I may be off the case, but this is different. Information from her can actually help. Carrie should agree, even if Cooper and the FBI don’t. They’ll surely see any action from the NYPD as an encroachment on their territory. Even if I do have something of value to offer, I need to be careful not to step on any feet. It’s risky, but it’s definitely worth a trip over there. I’ll do that later. For now, I need some shuteye.

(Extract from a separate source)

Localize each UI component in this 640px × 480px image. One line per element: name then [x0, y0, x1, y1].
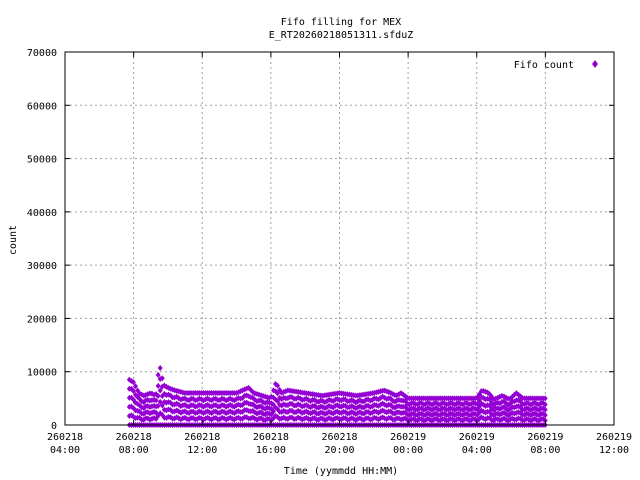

My thoughts stray again to the woman I love. The way her skin feels, the way her hair smells. It’s crazy but the simplest things about her make me wild. I wonder what she’s doing now. I know what I want her to be doing. Those lips belong on my body. I’d give almost everything to hold her right now, to make her my own.
I’m instantly hard, reaching down I stroke myself and feel my cock jump in response. I cup my fist around the head of my cock, and imagine it’s her mouth. Those warm wet lips are wide open, and I picture her tongue sliding around and around the tip of my head. The thought makes me groan out loud. I think of burying myself inside her mouth then spinning her around to feast on her sopping pussy as she sucks me. She’s just the right size and I want to part her sweet, warm pussy lips and lick her into a frenzy.
I’m more excited with every stroke. In my fantasy, she gives herself to me completely. Opens her legs and welcomes me in. I want to suckle on her neck; nipping and licking until she’s screaming for mercy. I know how much she loves to ride my cock, so the thought of her climbing aboard and sliding that tight pussy right down to my balls makes me explode my come. I can’t help shouting out before I slip into a peaceful, exhausted dream state.